Allez, sans consulter Google : comment s’appelle le président de la Chine ?

Combien de lecteurs ont trouvé la bonne réponse ?

30/06/2012 19:33 par Yannik

30/06/2012 à 10:35, legrandsoir
Que d’affirmations assénées avec aplomb. C’est bien connu, nous sommes super bien informés sur la Chine et nos médias font un travail remarquable sur ce sujet. N’est-ce pas ?

Je n’ai pas la moindre idée de ce que peuvent dire vos médias à propos de la Chine, mais ce qu’en dit plus haut votre contradicteur me semble à mon sens plutôt pertinent et très certainement pas très éloigné de la réalité quelle qu’en soit la forme de l’énoncé.

30/06/2012 23:49 par latitude zero

Allez, sans consulter Google : comment s’appelle le président de la Chine ?

Combien de lecteurs ont trouvé la bonne réponse ?

Et combien seraient capables d’écrire son nom en Mandarin , hein !!!?

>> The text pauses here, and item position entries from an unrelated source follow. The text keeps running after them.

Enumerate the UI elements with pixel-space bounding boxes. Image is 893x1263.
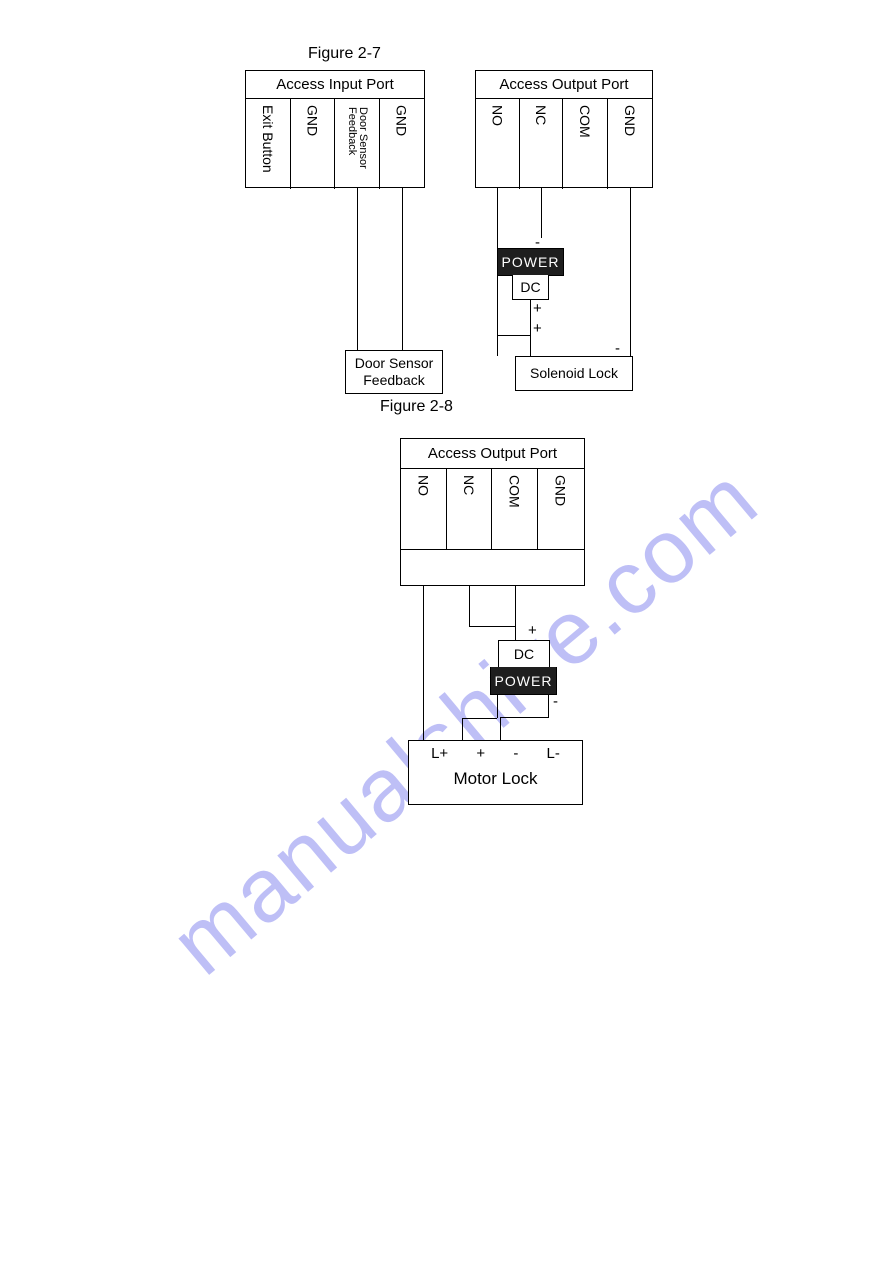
access-input-port-box: Access Input Port Exit Button GND Door S… [245,70,425,188]
dc-box-1: DC [512,275,549,300]
pin-door-sensor-feedback: Door Sensor Feedback [346,105,368,189]
wire-dc-solenoid [530,300,531,356]
wire-minus-to-motor [500,717,501,741]
sign-plus-bottom: + [533,320,542,337]
wire-no-motor [423,586,424,741]
wire-solenoid-join [497,335,531,336]
wire-com-down [515,586,516,640]
terminal-l-plus: L+ [431,745,448,762]
solenoid-lock-box: Solenoid Lock [515,356,633,391]
wire-plus-join [462,718,497,719]
access-output-port-2-title: Access Output Port [401,439,584,469]
terminal-minus: - [513,745,518,762]
wire-nc-power [541,188,542,238]
pin-com-2: COM [506,475,522,508]
access-output-port-2-box: Access Output Port NO NC COM GND [400,438,585,586]
pin-no-1: NO [489,105,505,126]
terminal-l-minus: L- [547,745,560,762]
pin-no-2: NO [415,475,431,496]
wire-plus-down [497,695,498,718]
access-output-port-1-box: Access Output Port NO NC COM GND [475,70,653,188]
wire-nc-down [469,586,470,626]
wire-input-feedback-1 [357,188,358,350]
pin-gnd-3: GND [622,105,638,136]
wire-gnd-solenoid [630,188,631,356]
diagram-canvas: manualshive.com Figure 2-7 Access Input … [0,0,893,1263]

Voilà ce qui arrive quand on s’informe UNIQUEMENT sur nos médias mainstream

Bande d’ignares va !!!

01/07/2012 16:16 par les points sur les i

La Chine est un pays capitaliste, une puissance impérialiste, mais ses rapports avec le sud, ne serait-ce que pour combattre les vieux rivaux bien implantés, sont certainement moins sauvages et non racistes. Toutefois, ce serait naïf que de croire que c’est par charité que les chinois s’installent en Afrique. il faut éviter toute naïveté fanatique. C’est bon pour l’Afrique, la demande pour ses matières premières est diversifiée par la concurrence.